Behind these words, there is no abstract “demography.” There is a child who no longer waits for their father to come home. There is a mother trying to hold herself together when she barely has the strength. There is a classroom where someone suddenly became quieter, where a chair feels empty even when it is not.

There are birthdays that will never be celebrated the same way again. There are ordinary days that now carry a quiet heaviness. There are questions children ask that no one knows how to answer.

We can talk for a long time about numbers. About birth rates, migration, and forecasts. These conversations matter. But for a child who has lost a parent, something else matters more: That someone notices how hard it is. That someone does not look away. That there is an adult nearby who knows how to support them, not just say, “stay strong,” but also say, “you don’t have to carry this alone.”

Because grief in children is not always loud. Sometimes it looks like silence. Sometimes like anger. Sometimes like trying to grow up too fast.

At Novi, this is precisely the level we focus on: what happens after the headlines and attention fade.

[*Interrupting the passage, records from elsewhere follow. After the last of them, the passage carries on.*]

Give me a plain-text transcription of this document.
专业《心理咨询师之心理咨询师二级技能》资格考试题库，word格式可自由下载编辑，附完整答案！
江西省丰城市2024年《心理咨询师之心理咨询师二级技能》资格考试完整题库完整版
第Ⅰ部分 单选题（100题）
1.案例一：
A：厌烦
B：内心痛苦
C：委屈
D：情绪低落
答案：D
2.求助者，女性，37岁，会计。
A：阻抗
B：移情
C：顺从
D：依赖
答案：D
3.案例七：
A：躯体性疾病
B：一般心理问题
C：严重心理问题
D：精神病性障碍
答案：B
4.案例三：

We support schools and communities in creating spaces where children can talk about loss, fear, and anger without being rushed or corrected.

We give adults tools so they don’t feel lost in difficult conversations, so they dare to stay present even when it is uncomfortable.

We do not influence statistics directly. But we can influence how this country raises the children who are already here. How they learn to live with what they have lost, and how they are met along the way.

Ira Riabyi works for Novi, Ukraine. She is married to Sasha, and the mother of Mark and Jordan.